Bien évidemment, les taux d’intérêt sur la dette américaine sur le long terme – les fameux taux qui sont censés monter en flèche à tout moment d’après les suspects habituels, sauf si l’on se met à sabrer les dépenses - ont chuté brutalement. Cela dit bien que les marchés ne sont pas inquiets par l’endettement, mais qu’ils le sont à propos d’une faiblesse économique persistante, ce qui empêche la Fed de relever les taux d’intérêts à courts terme qu’elle contrôle.

Les taux d’intérêt sur la majeure partie de la dette européenne sont encore plus bas parce que les perspectives d’avenir de l’économie européenne sont vraiment mauvaises, et nous ne parlons pas simplement de l’Allemagne ici. La France est en conflit en ce moment avec la Commission Européenne qui affirme que le déficit français prévu est trop important, mais les investisseurs – qui continuent à acquérir des obligations françaises malgré un taux d’intérêt de seulement 1,26 pourcent sur 10 ans – sont à l’évidence bien plus inquiets à propos de la stagnation de l’Europe que d’un défaut de paiement de la France.

Il est également très instructif de jeter un œil aux taux d’intérêts "protégés de l’inflation" ou des obligations "indexées" qui nous disent deux choses. Tout d’abord, les marchés sont pratiquement en train de supplier les gouvernements afin qu’ils empruntent et dépensent, disons en infrastructures ; les taux d’intérêts sur les obligations indexées sont à peine au-dessus de zéro, ce qui revient à dire que financer des routes, des ponts et des égouts serait quasiment gratuit. Deuxièmement, la différence entre les taux d’intérêt sur les obligations indexées ou ordinaires nous montre bien quel degré d’inflation est attendu par les marchés, et il s’avère que l’inflation attendue a fortement baissé ces derniers mois, ce qui fait qu’elle est aujourd’hui bien en-deçà de la cible de la Fed.

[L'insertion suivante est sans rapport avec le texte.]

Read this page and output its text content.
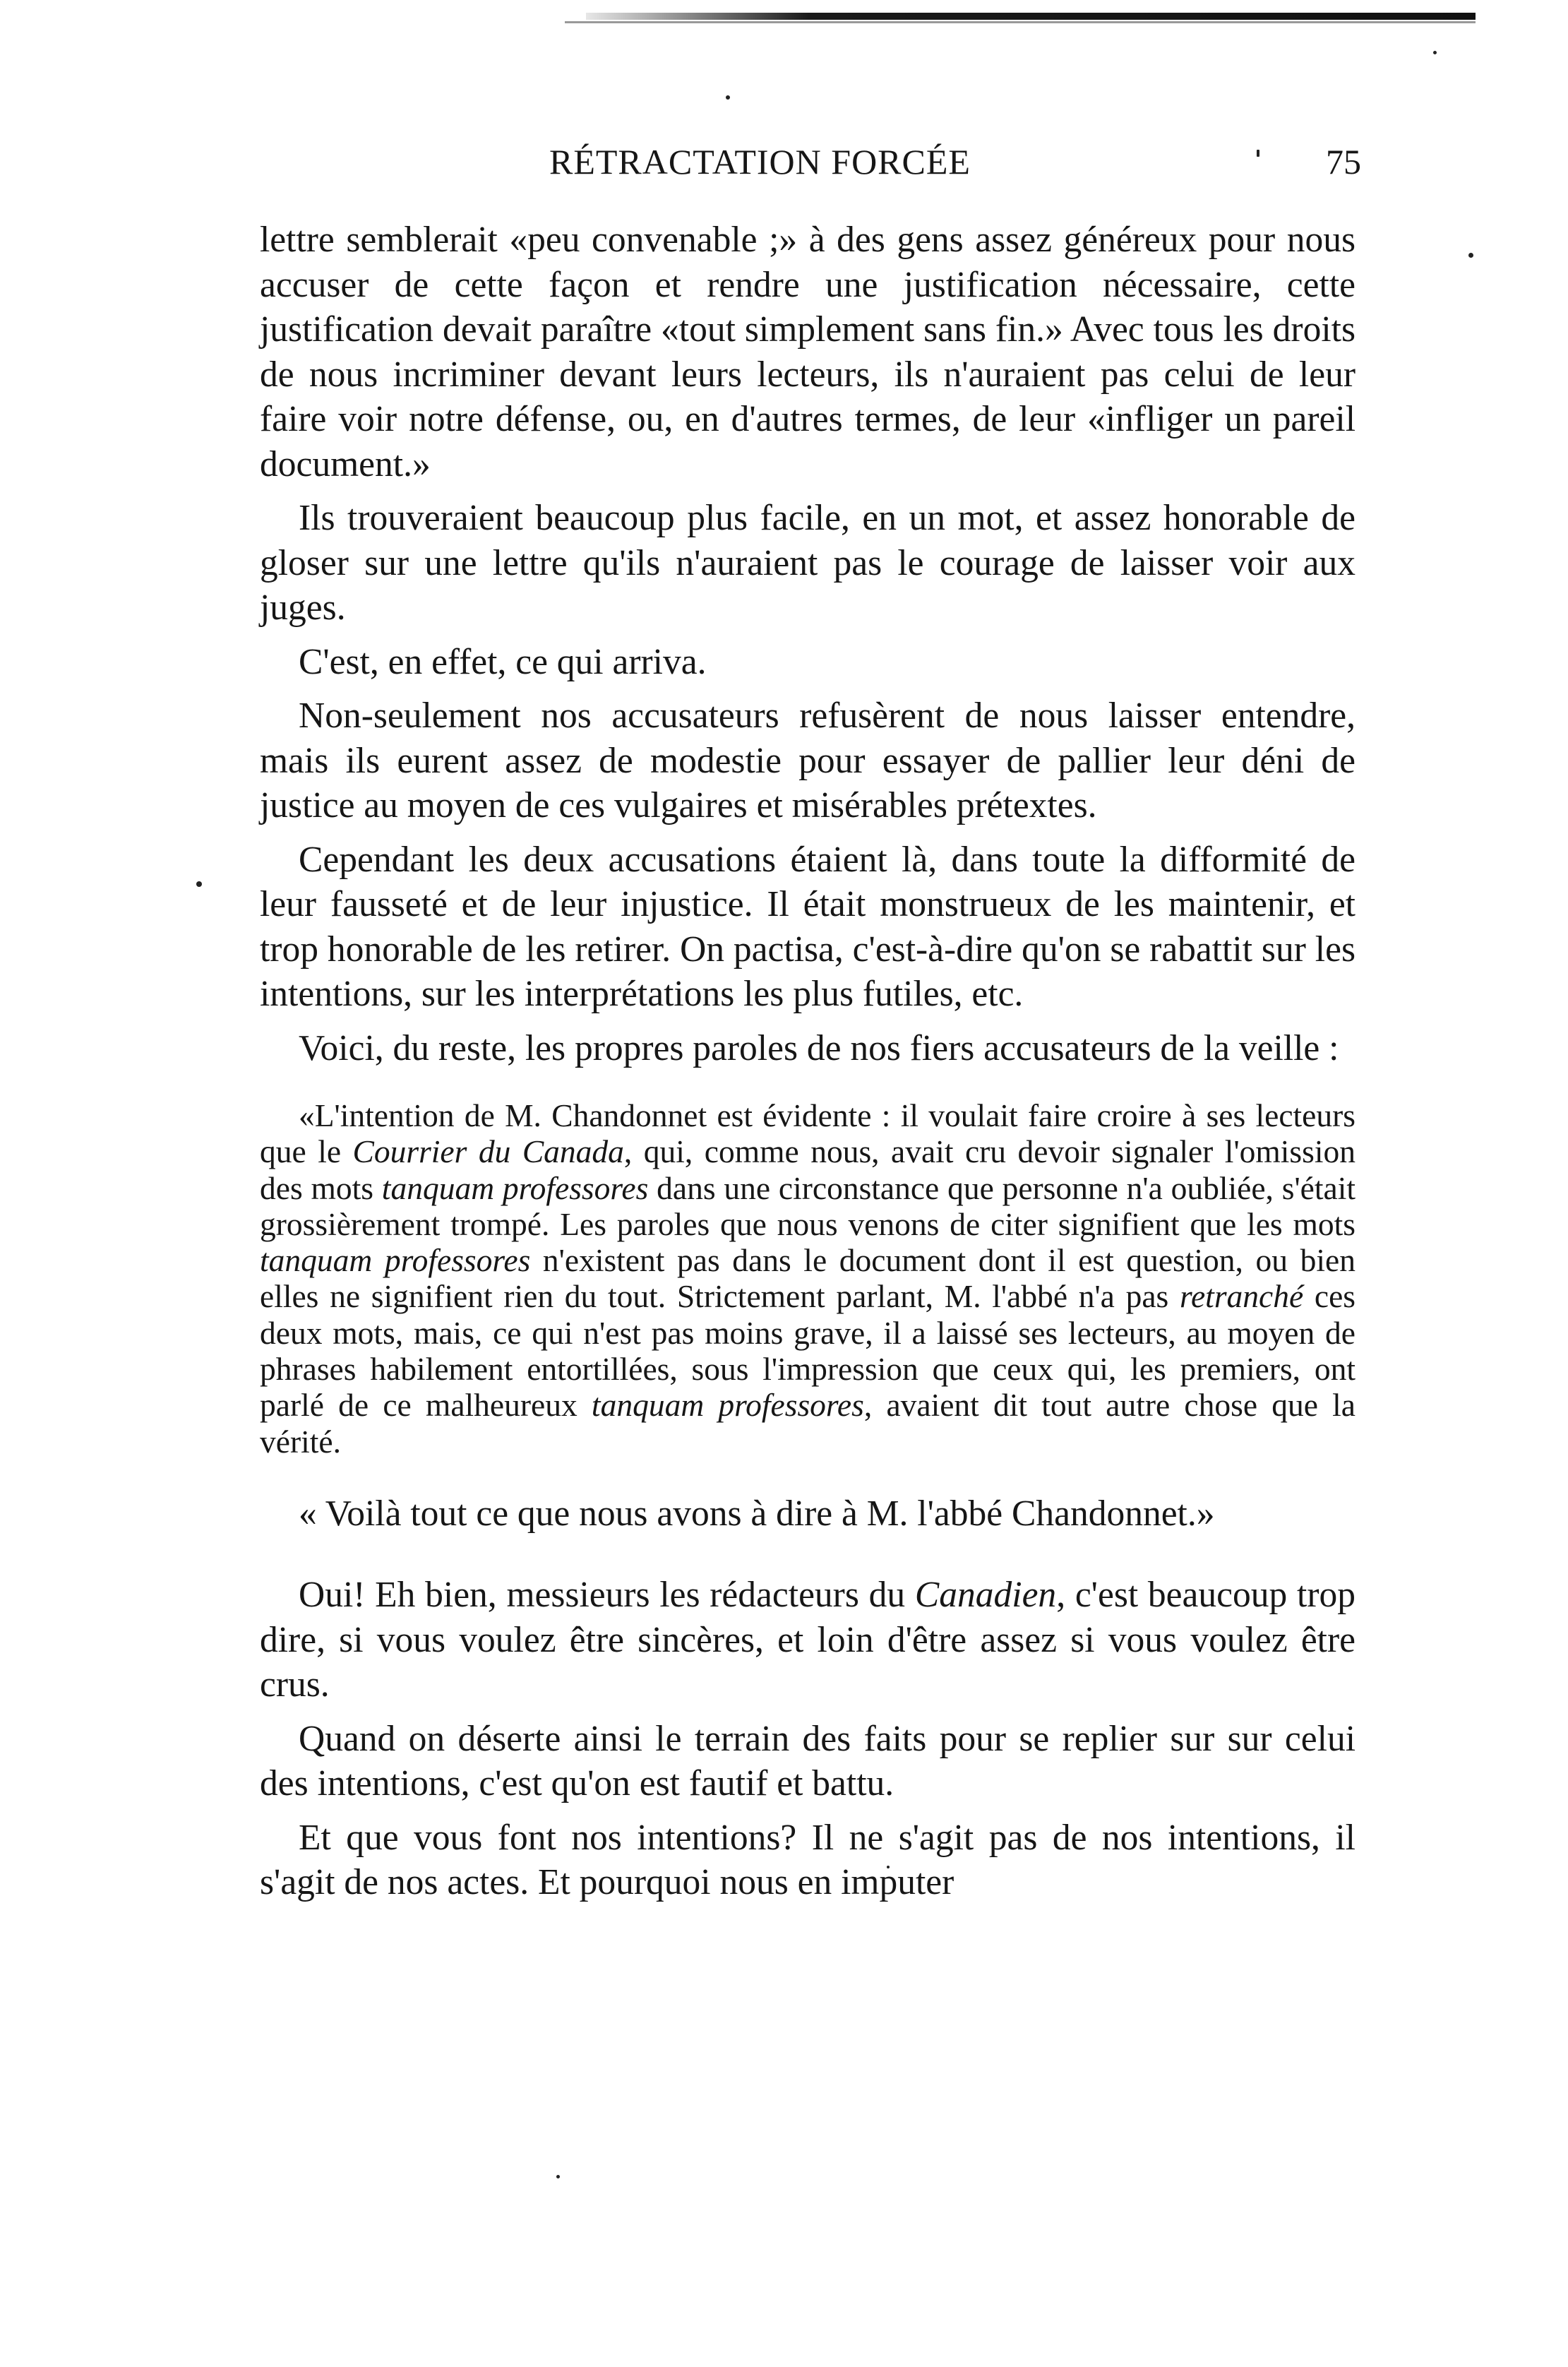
RÉTRACTATION FORCÉE	75

lettre semblerait «peu convenable ;» à des gens assez généreux pour nous accuser de cette façon et rendre une justification nécessaire, cette justification devait paraître «tout simplement sans fin.» Avec tous les droits de nous incriminer devant leurs lecteurs, ils n'auraient pas celui de leur faire voir notre défense, ou, en d'autres termes, de leur «infliger un pareil document.»

Ils trouveraient beaucoup plus facile, en un mot, et assez honorable de gloser sur une lettre qu'ils n'auraient pas le courage de laisser voir aux juges.

C'est, en effet, ce qui arriva.

Non-seulement nos accusateurs refusèrent de nous laisser entendre, mais ils eurent assez de modestie pour essayer de pallier leur déni de justice au moyen de ces vulgaires et misérables prétextes.

Cependant les deux accusations étaient là, dans toute la difformité de leur fausseté et de leur injustice. Il était monstrueux de les maintenir, et trop honorable de les retirer. On pactisa, c'est-à-dire qu'on se rabattit sur les intentions, sur les interprétations les plus futiles, etc.

Voici, du reste, les propres paroles de nos fiers accusateurs de la veille :

«L'intention de M. Chandonnet est évidente : il voulait faire croire à ses lecteurs que le Courrier du Canada, qui, comme nous, avait cru devoir signaler l'omission des mots tanquam professores dans une circonstance que personne n'a oubliée, s'était grossièrement trompé. Les paroles que nous venons de citer signifient que les mots tanquam professores n'existent pas dans le document dont il est question, ou bien elles ne signifient rien du tout. Strictement parlant, M. l'abbé n'a pas retranché ces deux mots, mais, ce qui n'est pas moins grave, il a laissé ses lecteurs, au moyen de phrases habilement entortillées, sous l'impression que ceux qui, les premiers, ont parlé de ce malheureux tanquam professores, avaient dit tout autre chose que la vérité.

« Voilà tout ce que nous avons à dire à M. l'abbé Chandonnet.»

Oui! Eh bien, messieurs les rédacteurs du Canadien, c'est beaucoup trop dire, si vous voulez être sincères, et loin d'être assez si vous voulez être crus.

Quand on déserte ainsi le terrain des faits pour se replier sur sur celui des intentions, c'est qu'on est fautif et battu.

Et que vous font nos intentions? Il ne s'agit pas de nos intentions, il s'agit de nos actes. Et pourquoi nous en imputer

Dans les faits, les marchés disent que la Fed ne fait pas suffisamment fonctionner la planche à billets. Une question que l’on pourrait se poser c’est pourquoi l’on entend tout à coup bien mieux le message des marchés visant à plus de dépense et plus d’argent à imprimer. D’après moi, cela s’explique surtout par les évènements qui se produisent en Europe, là où la crise tourne en déflation et où le retour de bâton de plus en plus important à l’encontre de l’austérité a atteint un pic. Et il est très raisonnable de nourrir des inquiétudes quant au fait que les problèmes de l’Europe pourraient s’étendre à nous tous.

Dans tous les cas, la prochaine fois que vous entendrez un grand ponte des média donner son opinion sur ce que nous devrions faire pour satisfaire les marchés, demandez-vous : "Comment le sait-il ?" Car la vérité, c’est que quand les gens parlent de ce qu’exigent les marchés, ce qu’ils font, en fait, c’est tenter de nous forcer à faire ce qu’ils veulent eux.